HEALTH and WELLBEING
Osteoarthritis (OA) is a leading cause of disability worldwide. Only in the UK, 8.75 million people aged 45 and over are currently seeking treatment for OA. OA-associated joint damage impairs mobility, compromises patients' independence and induce chronic pain. No pharmacological treatment can revert the joint to its healthy state or at least stop disease progression. Invasive reconstructive surgery is the ultimate option for the most severe cases translating into huge socio-economic costs: up to 2.5% of the GDPs in the developed countries are spent in OA-associated costs.
Our proposal has an ultimate goal to understand how joint homeostasis is maintained in physiological conditions and the key molecular drivers of these mechanisms. We believe that these could be targeted pharmacologically to develop new disease modifying drugs ultimately improving the quality of life of million people worldwide, avoiding the need of invasive surgeries as well as hospitalisation associated costs and possible post-surgical complications.

PHARMACEUTICAL INDUSTRY
As mentioned above, osteoarthritis patients represent a huge slice of the pharmaceutical market, both human and veterinary. As well as in human, in fact, 30% of the dogs and 20% of horses' owners seek medical attention for their pets because of OA. As molecular mechanisms leading to OA seems to be preserved across species, our discoveries could be developed in collaboration with the private sector across human and veterinary markets having a long term impact on the UK and worldwide market.

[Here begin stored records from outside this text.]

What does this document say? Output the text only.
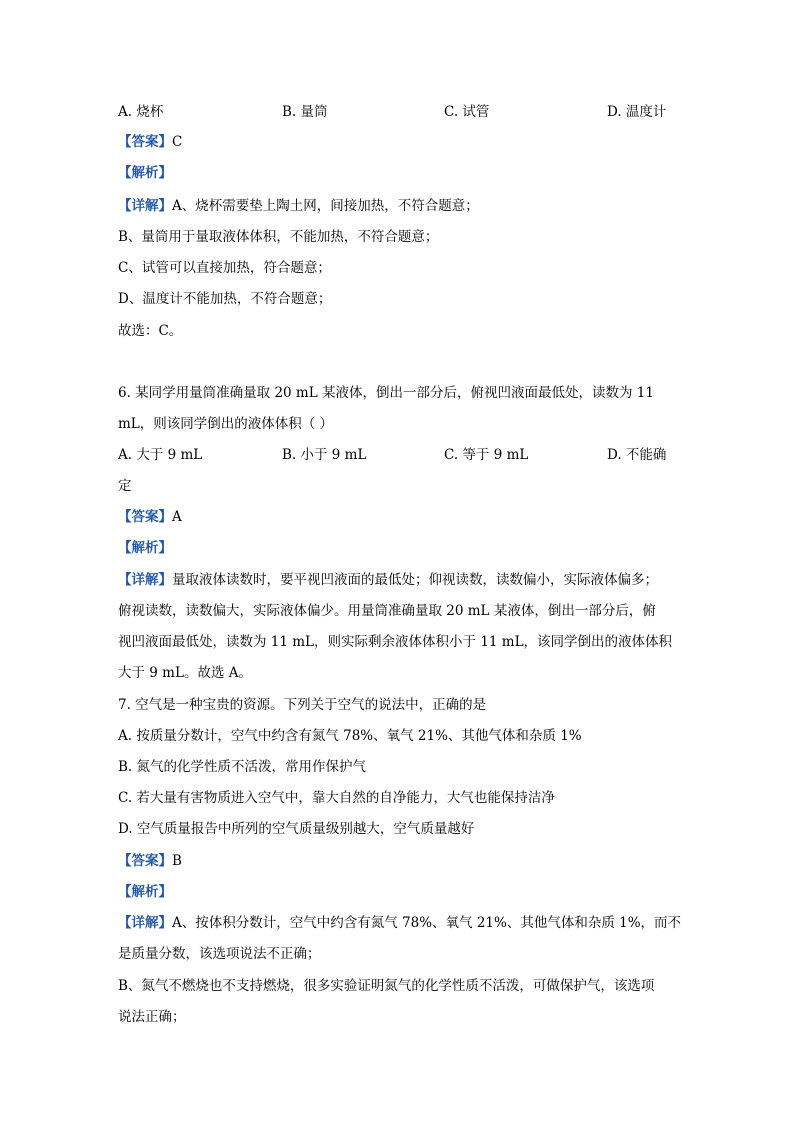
A. 烧杯	B. 量筒	C. 试管	D. 温度计
【答案】C
【解析】
【详解】A、烧杯需要垫上陶土网，间接加热，不符合题意；
B、量筒用于量取液体体积，不能加热，不符合题意；
C、试管可以直接加热，符合题意；
D、温度计不能加热，不符合题意；
故选：C。
6. 某同学用量筒准确量取 20 mL 某液体，倒出一部分后，俯视凹液面最低处，读数为 11
mL，则该同学倒出的液体体积（ ）
A. 大于 9 mL	B. 小于 9 mL	C. 等于 9 mL	D. 不能确
定
【答案】A
【解析】
【详解】量取液体读数时，要平视凹液面的最低处；仰视读数，读数偏小，实际液体偏多；
俯视读数，读数偏大，实际液体偏少。用量筒准确量取 20 mL 某液体，倒出一部分后，俯
视凹液面最低处，读数为 11 mL，则实际剩余液体体积小于 11 mL，该同学倒出的液体体积
大于 9 mL。故选 A。
7. 空气是一种宝贵的资源。下列关于空气的说法中，正确的是
A. 按质量分数计，空气中约含有氮气 78%、氧气 21%、其他气体和杂质 1%
B. 氮气的化学性质不活泼，常用作保护气
C. 若大量有害物质进入空气中，靠大自然的自净能力，大气也能保持洁净
D. 空气质量报告中所列的空气质量级别越大，空气质量越好
【答案】B
【解析】
【详解】A、按体积分数计，空气中约含有氮气 78%、氧气 21%、其他气体和杂质 1%，而不
是质量分数，该选项说法不正确；
B、氮气不燃烧也不支持燃烧，很多实验证明氮气的化学性质不活泼，可做保护气，该选项
说法正确；
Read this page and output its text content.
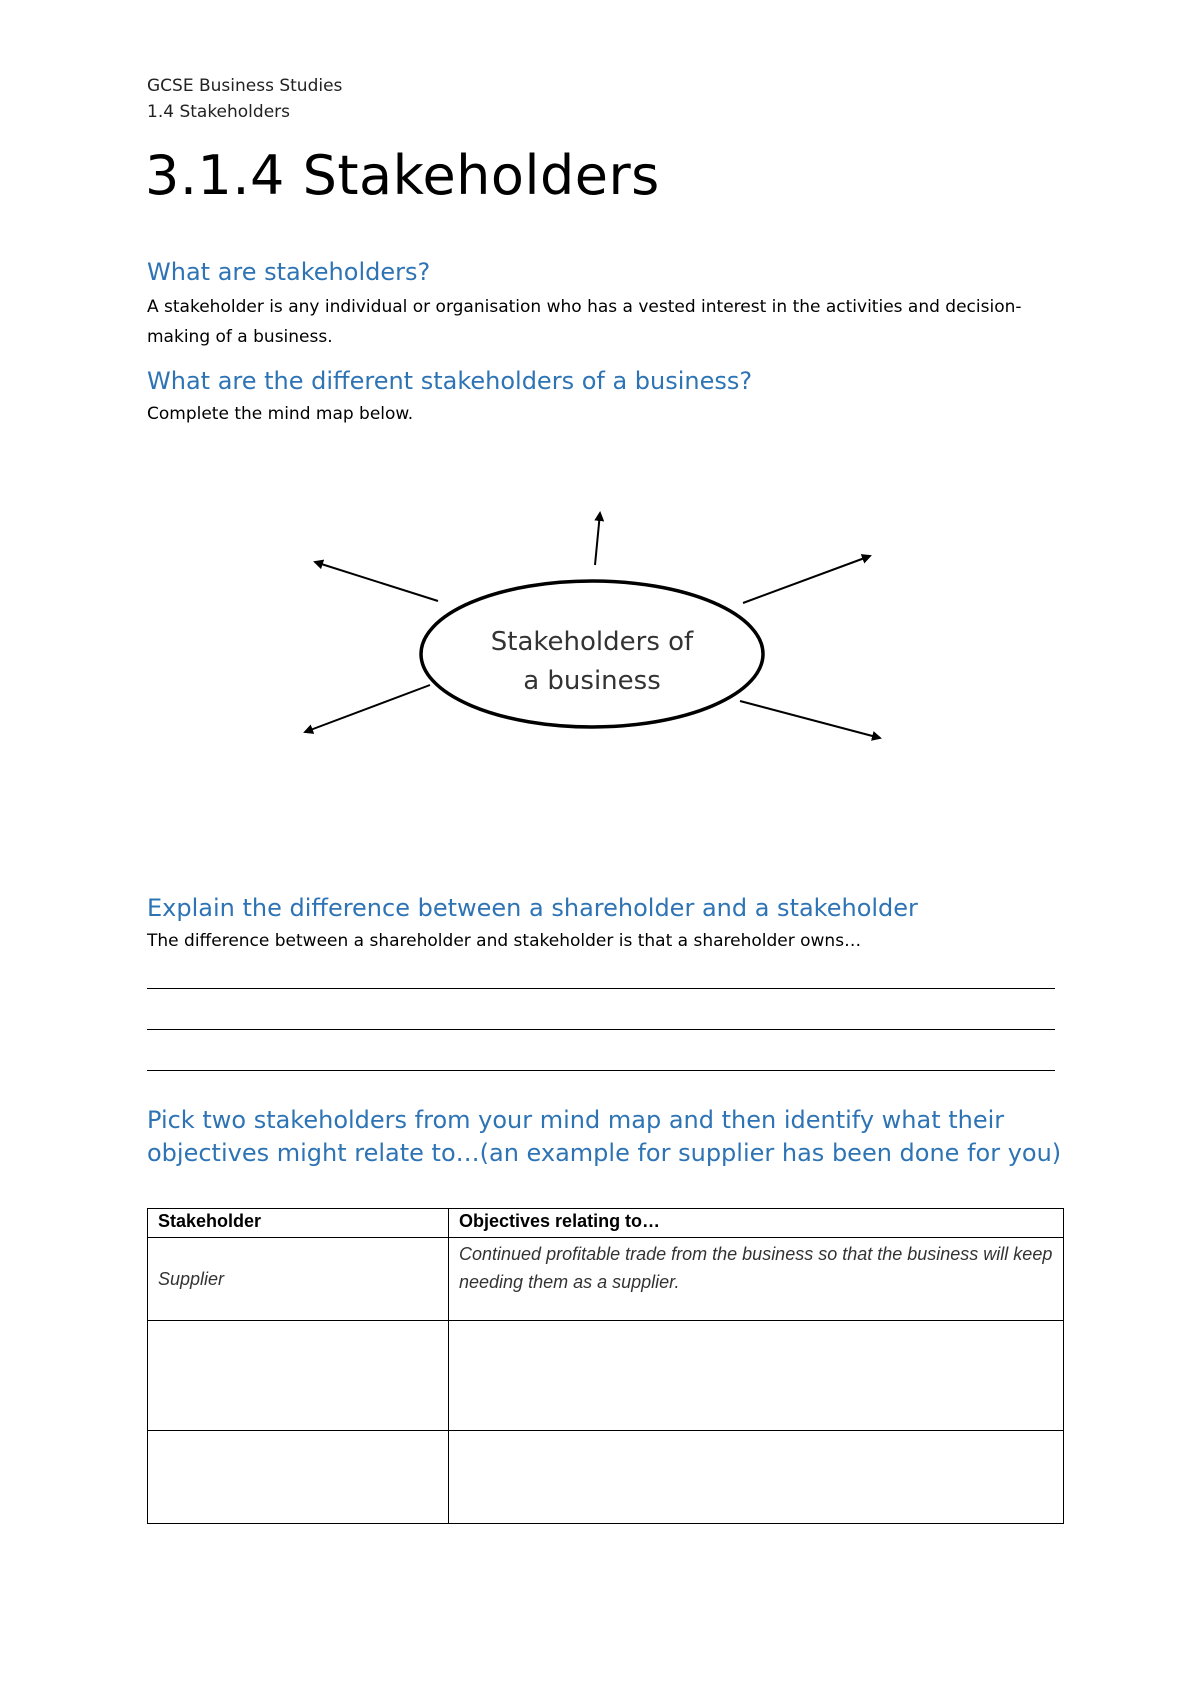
GCSE Business Studies
1.4 Stakeholders
3.1.4 Stakeholders
What are stakeholders?

A stakeholder is any individual or organisation who has a vested interest in the activities and decision-making of a business.

What are the different stakeholders of a business?

Complete the mind map below.

Stakeholders of
a business
Explain the difference between a shareholder and a stakeholder

The difference between a shareholder and stakeholder is that a shareholder owns…

Pick two stakeholders from your mind map and then identify what their objectives might relate to…(an example for supplier has been done for you)
Stakeholder	Objectives relating to…
Supplier	Continued profitable trade from the business so that the business will keep needing them as a supplier.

This would create jobs and would strengthen the UK's competitive advantage in this sector.

PROVISION OF SKILLED PEOPLE IN THE WORKFORCE
The burden of musculoskeletal disease is predicted to increase: by 2050, 130 million people will be affected. The PDRAs who will employed on this grant will be trained in a highly specialised scientific skillset and provided broadly transferrable skills in oral and written communication, public engagement and interdisciplinary collaborations. This will prepare them for a career as future scientific leaders, or in teaching, policy or public engagement, which are ever-more important as the awareness and importance of the musculoskeletal conditions grows.